2006年12月09日

冬の灯(2)


仕立屋や裏に目立たず冬灯かな

毎日通る裏道に仕立屋がある。仕立屋は昔はどこにでもあった一般的な仕事である。
今はまだあるにしてもできあいのを買うから残っていてもわずかだろう。これも手仕事である。昔は仕事は手仕事が多かったのだ。だから人間味があり人情的になる。現代は工業化による大量規格生産と消費なのである。そこに人間味はなくなる、人情もなくなる。

仕事とは誰かが目立たずしている、気付かないことが多いが仕事はされている。仕事は一般的にそういうものであり今のようにやたら宣伝ばかりして仕事している人は少なかった。仕事は地味なものでありハデなものを仕事に求めるのは間違いである。
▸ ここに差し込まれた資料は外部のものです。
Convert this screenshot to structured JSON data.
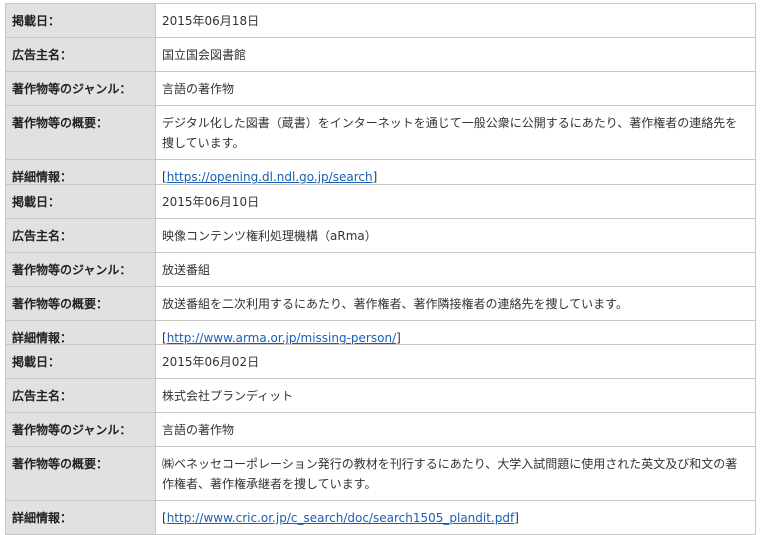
{
  "labels": {
    "date": "掲載日：",
    "advertiser": "広告主名：",
    "genre": "著作物等のジャンル：",
    "summary": "著作物等の概要：",
    "details": "詳細情報："
  },
  "entries": [
    {
      "date": "2015年06月18日",
      "advertiser": "国立国会図書館",
      "genre": "言語の著作物",
      "summary": "デジタル化した図書（蔵書）をインターネットを通じて一般公衆に公開するにあたり、著作権者の連絡先を捜しています。",
      "details_url": "https://opening.dl.ndl.go.jp/search"
    },
    {
      "date": "2015年06月10日",
      "advertiser": "映像コンテンツ権利処理機構（aRma）",
      "genre": "放送番組",
      "summary": "放送番組を二次利用するにあたり、著作権者、著作隣接権者の連絡先を捜しています。",
      "details_url": "http://www.arma.or.jp/missing-person/"
    },
    {
      "date": "2015年06月02日",
      "advertiser": "株式会社プランディット",
      "genre": "言語の著作物",
      "summary": "㈱ベネッセコーポレーション発行の教材を刊行するにあたり、大学入試問題に使用された英文及び和文の著作権者、著作権承継者を捜しています。",
      "details_url": "http://www.cric.or.jp/c_search/doc/search1505_plandit.pdf"
    }
  ]
}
何気ない裏通りを毎日通ってもそこにあるものが意味を帯びてくる不思議がある。墓町であり町畑の菊畑でありひっそりと残っている仕立屋である。この裏道を通ってかなりの俳句短歌をプログで書いてきたのも我ながら不思議な経験だった。今までだったらたまに通ってもこんなに俳句、短歌など書いていなかったからだ。介護する身になって見る目が変わってしまった。同じ場所でも見る目が違うと別なように見える。病気になったりするとまたいつも見ている景色も人も別なように見えてくる。特に死期がまじかになったりするとすべてがいとおしくなり貴重なものに見えてくるのもそのためである。